Friday, December 9, 2011

Obama: Chamberlain or Corleone?

Republicans have lately begun to charge that President Obama is an appeaser, a veritable Neville Chamberlain, in his approach to foreign affairs. Seriously. They're actually saying the guy who had Bin Laden whacked, Michael Corleone-style, is a weak sister. Rather than simply ignoring this claptrap, the DC press corps insisted on having the commander in chief respond. So he did, memorably: "Ask Osama bin Laden and the 22-out-of-30 top al Qaeda leaders who've been taken off the field whether I engage in appeasement. Or whoever is left out there, ask them about that," Obama remarked. Cue the chill wind. (I just love it when Obama goes all Godfather on his detractors and their enablers.)

Washington Monthly writer Steve Benen agreed that the weakling talk is laughable on its face. But he oddly felt it necessary to caveat his commentary. He wrote: "Now, there's a reasonable discussion to be had over whether the president should boast about how many people he's had killed, even if the targets are al Qaeda terrorists." Um, really? The moralists aside (who, like bad weather, will always be with us), is there really a detectable chorus in America that is fretting over whether no-drama Obama is dancing too eagerly in the endzone? Is this, as Benen suggests, really a "legitimate" subject for debate? If so, would a prime-time panel discussion hosted by Anderson Cooper help? Or is that still too tame for this obsession with self-flagellating? Please. Let's call out this malarkey for what it is: political correctness run amok.

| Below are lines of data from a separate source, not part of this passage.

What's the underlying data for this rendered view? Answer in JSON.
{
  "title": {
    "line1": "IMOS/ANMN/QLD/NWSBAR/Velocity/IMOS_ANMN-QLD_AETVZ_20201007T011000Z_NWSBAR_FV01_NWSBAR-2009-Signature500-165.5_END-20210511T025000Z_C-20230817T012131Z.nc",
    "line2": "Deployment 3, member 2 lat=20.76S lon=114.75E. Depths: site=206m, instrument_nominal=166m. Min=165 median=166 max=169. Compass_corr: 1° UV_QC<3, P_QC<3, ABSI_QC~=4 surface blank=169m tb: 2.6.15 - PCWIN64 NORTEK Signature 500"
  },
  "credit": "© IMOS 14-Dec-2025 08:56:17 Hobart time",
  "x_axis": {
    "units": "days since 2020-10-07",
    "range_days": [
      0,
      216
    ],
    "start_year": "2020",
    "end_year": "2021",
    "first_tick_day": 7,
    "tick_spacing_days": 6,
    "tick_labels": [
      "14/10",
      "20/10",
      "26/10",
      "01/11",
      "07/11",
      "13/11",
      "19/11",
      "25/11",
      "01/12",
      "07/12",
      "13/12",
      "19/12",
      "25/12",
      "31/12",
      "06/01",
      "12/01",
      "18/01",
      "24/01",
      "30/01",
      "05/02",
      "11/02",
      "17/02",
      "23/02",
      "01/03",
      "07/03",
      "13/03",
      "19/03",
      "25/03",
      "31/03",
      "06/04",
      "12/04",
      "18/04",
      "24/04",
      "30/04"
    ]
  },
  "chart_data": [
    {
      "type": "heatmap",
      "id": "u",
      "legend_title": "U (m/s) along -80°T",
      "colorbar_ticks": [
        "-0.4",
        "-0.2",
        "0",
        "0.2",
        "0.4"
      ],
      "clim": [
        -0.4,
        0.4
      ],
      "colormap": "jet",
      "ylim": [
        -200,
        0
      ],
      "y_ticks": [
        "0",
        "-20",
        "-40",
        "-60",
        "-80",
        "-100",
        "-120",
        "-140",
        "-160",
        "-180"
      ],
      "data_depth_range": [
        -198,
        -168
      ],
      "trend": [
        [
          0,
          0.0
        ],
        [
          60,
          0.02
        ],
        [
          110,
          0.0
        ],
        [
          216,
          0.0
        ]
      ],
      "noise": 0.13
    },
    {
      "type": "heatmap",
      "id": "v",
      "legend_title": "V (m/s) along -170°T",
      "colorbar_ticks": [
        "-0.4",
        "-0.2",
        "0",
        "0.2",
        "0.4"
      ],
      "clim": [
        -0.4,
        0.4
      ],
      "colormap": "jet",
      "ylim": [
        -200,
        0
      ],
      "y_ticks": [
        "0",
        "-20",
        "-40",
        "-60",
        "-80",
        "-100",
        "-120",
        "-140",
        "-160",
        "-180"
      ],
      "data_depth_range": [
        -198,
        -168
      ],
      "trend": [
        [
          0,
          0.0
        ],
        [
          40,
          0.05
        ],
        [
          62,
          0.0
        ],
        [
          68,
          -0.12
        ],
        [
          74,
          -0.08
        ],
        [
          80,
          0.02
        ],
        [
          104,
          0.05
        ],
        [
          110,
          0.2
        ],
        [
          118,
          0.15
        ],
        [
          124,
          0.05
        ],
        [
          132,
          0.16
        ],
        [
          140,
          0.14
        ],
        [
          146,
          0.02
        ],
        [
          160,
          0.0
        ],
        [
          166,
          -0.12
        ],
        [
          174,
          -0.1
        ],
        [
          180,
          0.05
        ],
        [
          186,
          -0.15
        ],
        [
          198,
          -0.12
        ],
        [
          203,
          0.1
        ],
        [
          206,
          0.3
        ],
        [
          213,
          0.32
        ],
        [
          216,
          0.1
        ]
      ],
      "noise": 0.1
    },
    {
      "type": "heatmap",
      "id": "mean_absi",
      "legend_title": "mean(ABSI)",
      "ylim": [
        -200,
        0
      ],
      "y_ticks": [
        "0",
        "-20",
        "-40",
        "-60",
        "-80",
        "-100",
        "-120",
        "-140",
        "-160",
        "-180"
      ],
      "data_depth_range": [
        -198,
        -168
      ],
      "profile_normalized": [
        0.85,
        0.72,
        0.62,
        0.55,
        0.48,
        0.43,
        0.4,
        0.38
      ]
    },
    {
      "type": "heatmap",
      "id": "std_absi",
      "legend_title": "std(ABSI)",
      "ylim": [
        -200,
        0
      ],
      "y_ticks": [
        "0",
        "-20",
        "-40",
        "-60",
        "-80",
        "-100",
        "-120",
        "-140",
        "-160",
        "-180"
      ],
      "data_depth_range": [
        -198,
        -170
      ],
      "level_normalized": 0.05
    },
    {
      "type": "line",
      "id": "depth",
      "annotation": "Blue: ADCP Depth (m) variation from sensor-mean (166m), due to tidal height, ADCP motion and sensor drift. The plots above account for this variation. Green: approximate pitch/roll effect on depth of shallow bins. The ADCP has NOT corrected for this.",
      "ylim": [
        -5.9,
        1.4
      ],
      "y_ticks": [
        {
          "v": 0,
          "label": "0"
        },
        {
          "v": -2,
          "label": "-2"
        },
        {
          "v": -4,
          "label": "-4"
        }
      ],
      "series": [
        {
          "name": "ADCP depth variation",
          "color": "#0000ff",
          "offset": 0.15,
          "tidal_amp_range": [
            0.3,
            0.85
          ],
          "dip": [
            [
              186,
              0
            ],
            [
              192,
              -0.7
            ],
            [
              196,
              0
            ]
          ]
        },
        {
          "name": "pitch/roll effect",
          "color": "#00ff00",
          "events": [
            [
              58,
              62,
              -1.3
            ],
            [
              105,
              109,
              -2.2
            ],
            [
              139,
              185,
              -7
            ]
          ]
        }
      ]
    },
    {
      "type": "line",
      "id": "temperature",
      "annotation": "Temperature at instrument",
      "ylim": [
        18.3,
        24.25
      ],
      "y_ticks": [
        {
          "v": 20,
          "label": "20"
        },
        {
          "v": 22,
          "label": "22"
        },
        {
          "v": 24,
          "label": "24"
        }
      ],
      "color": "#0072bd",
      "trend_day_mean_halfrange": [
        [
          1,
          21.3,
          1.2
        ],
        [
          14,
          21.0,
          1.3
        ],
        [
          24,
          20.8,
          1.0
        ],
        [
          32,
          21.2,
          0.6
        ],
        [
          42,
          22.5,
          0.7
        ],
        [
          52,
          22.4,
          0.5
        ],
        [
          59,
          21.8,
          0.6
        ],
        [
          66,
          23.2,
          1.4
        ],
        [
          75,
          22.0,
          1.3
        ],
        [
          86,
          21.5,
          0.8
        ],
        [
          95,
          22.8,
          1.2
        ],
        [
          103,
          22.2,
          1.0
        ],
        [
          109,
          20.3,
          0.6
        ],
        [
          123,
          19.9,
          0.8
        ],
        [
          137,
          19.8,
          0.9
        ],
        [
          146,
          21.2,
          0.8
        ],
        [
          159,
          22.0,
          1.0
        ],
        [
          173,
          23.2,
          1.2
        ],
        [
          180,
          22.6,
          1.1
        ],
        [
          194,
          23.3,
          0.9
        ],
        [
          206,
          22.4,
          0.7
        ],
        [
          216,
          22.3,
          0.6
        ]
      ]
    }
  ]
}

If the ghost of Neville Chamberlain lives, he lurks among the hand-wringing punditry class, not at the the White House. Clearly, Obama has long internalized what Michael Corleone famously said in Godfather: Part II: "If anything in this life is certain, if history has taught us anything, it is that you can kill anyone." Like Obama said, just ask al Qaeda -- or, I might add, the late Colonel Qaddafi.